Global sales of Islamic bonds, which pay investors returns based on assets to comply with a ban on interest, more than doubled this year to $16.8 billion from the year-earlier period, data show.

The debt returned 6.5 percent in 2011. Bonds in developing markets rose 5.8 percent, JPMorgan Chase’s EMBI global composite index shows.

The Bloomberg Malaysian Sukuk Ex-MYR index, which measures foreign-currency Islamic debt sold by companies and governments in Malaysia, climbed 6.6 percent in the period.

Average yields on emerging market sukuk dropped by 8 basis points this month to 3.58 percent on Friday, according to the HSBC/Nasdaq Dubai US Dollar Sukuk index.

The rate on the Dubai government’s 6.396 percent sukuk maturing in November 2014 has jumped 17 basis points so far this month to 4.71 percent yesterday.

The extra yield investors demand to hold Dubai’s bonds over Malaysia’s 3.928 percent sukuk maturing June 2015 widened 29 basis points to 236, according to Bloomberg data.

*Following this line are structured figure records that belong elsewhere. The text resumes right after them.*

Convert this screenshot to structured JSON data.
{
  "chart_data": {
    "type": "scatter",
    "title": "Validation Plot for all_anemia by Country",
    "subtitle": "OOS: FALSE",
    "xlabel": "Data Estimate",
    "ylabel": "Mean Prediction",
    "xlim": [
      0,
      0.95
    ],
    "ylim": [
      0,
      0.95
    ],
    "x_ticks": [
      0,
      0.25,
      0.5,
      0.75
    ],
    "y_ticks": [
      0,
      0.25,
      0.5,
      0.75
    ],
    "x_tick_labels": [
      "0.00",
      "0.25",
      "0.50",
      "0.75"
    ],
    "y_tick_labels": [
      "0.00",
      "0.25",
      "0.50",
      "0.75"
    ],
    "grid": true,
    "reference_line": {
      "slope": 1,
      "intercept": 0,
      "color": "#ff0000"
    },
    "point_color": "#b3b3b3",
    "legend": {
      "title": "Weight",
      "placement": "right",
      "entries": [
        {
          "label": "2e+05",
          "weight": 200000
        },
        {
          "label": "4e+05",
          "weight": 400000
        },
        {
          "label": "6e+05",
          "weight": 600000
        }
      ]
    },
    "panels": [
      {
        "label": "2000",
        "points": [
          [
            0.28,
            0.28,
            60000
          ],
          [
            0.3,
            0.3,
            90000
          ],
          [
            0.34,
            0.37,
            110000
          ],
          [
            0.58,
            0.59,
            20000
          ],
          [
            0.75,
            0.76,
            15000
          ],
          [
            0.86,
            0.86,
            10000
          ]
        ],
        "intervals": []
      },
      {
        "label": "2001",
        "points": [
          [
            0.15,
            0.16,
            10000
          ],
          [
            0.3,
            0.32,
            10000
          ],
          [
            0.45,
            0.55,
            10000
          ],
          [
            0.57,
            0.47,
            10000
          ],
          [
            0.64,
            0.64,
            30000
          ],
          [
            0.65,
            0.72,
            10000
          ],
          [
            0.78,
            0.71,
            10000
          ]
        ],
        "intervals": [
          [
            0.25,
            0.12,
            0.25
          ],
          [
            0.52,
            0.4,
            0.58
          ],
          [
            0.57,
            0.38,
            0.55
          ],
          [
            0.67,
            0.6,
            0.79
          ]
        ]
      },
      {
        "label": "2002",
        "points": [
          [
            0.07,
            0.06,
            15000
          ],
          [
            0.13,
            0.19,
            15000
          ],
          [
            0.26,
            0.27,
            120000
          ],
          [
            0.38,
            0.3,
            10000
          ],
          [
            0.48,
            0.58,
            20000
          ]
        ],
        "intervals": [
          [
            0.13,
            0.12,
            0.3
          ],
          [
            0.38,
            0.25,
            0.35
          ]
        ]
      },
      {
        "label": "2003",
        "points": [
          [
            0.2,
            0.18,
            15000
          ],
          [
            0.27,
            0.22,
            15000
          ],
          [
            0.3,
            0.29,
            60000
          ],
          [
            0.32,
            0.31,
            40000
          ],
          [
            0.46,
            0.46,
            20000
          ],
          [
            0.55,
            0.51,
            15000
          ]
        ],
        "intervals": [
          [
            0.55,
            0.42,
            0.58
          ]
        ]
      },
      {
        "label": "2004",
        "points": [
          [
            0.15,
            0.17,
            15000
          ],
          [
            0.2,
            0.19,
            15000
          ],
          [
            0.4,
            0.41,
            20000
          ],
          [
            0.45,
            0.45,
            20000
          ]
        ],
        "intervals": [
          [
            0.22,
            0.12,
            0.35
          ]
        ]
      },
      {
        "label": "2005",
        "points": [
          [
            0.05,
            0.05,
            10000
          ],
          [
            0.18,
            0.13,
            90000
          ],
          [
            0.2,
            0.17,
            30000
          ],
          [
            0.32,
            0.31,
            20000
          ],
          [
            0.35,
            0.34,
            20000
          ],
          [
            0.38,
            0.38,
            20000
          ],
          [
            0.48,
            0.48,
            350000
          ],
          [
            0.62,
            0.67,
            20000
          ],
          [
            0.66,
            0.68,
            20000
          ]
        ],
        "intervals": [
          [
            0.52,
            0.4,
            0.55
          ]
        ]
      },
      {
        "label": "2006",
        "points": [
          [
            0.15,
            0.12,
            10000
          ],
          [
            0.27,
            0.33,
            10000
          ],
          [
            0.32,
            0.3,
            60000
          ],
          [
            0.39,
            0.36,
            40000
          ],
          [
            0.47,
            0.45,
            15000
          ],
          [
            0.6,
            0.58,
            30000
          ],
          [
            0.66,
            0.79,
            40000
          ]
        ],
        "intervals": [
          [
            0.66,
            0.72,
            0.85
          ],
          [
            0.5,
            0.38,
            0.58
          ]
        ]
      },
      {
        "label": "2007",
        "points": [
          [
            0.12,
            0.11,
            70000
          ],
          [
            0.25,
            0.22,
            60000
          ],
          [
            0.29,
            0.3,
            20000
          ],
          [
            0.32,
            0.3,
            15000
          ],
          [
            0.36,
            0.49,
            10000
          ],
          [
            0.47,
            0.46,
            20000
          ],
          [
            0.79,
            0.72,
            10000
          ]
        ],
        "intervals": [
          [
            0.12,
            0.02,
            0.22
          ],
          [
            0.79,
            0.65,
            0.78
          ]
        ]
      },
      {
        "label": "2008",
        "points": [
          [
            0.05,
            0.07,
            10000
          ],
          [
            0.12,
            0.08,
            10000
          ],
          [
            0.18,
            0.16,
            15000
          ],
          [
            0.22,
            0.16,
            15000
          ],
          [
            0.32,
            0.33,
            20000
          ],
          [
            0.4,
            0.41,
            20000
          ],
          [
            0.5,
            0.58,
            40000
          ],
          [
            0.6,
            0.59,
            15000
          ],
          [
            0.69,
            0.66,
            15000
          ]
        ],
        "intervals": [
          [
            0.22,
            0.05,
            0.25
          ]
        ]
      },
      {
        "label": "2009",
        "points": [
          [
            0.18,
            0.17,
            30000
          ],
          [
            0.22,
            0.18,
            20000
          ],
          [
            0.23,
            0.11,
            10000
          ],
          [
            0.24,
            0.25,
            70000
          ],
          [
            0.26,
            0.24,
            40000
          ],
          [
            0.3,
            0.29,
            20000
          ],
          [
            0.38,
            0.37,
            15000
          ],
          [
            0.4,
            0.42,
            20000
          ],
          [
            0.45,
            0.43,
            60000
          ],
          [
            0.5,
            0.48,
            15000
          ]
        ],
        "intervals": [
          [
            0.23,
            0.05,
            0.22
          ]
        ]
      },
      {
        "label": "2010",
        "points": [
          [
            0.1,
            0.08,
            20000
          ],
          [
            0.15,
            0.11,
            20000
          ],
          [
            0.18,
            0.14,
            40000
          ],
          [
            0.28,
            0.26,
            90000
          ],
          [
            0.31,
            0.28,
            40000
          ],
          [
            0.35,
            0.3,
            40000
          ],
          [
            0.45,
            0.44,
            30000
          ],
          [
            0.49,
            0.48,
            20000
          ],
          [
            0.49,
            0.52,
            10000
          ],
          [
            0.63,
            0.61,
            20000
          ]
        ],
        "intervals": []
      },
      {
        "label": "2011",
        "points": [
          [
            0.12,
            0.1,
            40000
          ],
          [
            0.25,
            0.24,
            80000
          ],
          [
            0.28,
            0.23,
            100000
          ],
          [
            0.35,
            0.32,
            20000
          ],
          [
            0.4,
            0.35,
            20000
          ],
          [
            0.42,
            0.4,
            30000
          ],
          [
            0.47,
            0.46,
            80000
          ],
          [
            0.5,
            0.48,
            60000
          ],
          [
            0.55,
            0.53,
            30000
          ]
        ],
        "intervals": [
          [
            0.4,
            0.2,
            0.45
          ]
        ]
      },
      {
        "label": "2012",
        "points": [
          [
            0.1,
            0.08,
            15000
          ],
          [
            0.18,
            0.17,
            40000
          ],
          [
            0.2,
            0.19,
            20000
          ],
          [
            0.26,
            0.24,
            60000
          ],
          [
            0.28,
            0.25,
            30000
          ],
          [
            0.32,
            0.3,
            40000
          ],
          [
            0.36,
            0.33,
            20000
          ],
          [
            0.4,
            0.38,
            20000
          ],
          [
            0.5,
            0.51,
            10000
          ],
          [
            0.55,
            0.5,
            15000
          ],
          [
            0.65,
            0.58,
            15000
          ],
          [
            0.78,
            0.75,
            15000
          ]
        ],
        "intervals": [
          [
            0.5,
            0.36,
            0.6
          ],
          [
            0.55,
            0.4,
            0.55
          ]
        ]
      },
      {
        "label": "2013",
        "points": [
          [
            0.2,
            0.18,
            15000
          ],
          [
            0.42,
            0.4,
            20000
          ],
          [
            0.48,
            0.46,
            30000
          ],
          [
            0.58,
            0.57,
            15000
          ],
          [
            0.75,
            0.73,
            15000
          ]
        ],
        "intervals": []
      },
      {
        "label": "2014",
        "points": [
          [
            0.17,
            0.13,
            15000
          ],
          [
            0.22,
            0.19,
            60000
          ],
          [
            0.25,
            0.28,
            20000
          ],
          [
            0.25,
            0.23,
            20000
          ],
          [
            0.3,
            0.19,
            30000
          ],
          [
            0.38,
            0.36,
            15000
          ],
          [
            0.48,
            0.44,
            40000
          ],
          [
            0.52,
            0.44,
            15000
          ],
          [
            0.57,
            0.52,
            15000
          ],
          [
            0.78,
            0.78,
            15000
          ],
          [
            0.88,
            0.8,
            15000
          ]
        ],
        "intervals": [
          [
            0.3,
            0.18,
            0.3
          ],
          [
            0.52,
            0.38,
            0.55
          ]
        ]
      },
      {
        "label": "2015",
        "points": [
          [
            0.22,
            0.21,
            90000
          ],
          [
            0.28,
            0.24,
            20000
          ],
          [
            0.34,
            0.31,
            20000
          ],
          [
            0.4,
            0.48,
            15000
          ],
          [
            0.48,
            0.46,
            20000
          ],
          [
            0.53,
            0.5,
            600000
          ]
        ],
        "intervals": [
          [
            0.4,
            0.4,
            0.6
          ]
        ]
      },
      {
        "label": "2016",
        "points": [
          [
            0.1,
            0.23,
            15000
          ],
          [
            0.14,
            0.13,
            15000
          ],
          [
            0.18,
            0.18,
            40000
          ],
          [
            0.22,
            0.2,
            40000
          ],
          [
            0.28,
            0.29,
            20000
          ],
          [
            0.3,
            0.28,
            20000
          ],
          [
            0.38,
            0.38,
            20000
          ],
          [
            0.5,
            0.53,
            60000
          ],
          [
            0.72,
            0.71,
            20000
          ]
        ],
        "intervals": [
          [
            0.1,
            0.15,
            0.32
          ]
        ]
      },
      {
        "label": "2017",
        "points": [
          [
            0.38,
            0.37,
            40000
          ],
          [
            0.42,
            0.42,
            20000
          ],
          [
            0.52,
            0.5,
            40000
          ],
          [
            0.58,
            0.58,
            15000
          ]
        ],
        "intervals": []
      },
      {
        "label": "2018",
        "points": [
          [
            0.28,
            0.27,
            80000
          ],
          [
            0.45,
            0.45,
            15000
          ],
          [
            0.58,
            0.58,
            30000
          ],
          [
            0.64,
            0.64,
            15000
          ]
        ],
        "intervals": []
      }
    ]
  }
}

Senegal planned to sell $200 million in local currency sukuk this year, Finance Minister Abdoulaye Diop said in June.

Egypt’s financial markets regulator in June agreed in principle on a law allowing companies to sell and trade sharia-compliant bonds.

Absa Group, the South African bank controlled by Barclays, might offer Islamic services in Nigeria if it got a licence, Louis von Zeuner, the deputy chief executive, said on August 2.

Absa opened a representative office in Nigeria in November last year and is eyeing the market potential.

“Africa is more a commercial and investment banking play but if a key market shows some movement we can’t ignore it,” Von Zeuner said. “We are mindful of the challenges.”

London-based Standard Chartered, which is interested in getting an Islamic banking licence, hoped to receive approval from the central bank within 12 months, Adepoju said on July 12.

“I don’t think it’s an accident that it’s the international banks who are pioneers; they have launched those products outside in other markets,” said Lagos-based David-Borha at Stanbic IBTC Bank, which is aiming to add 20 branches in the nation by the end of the year.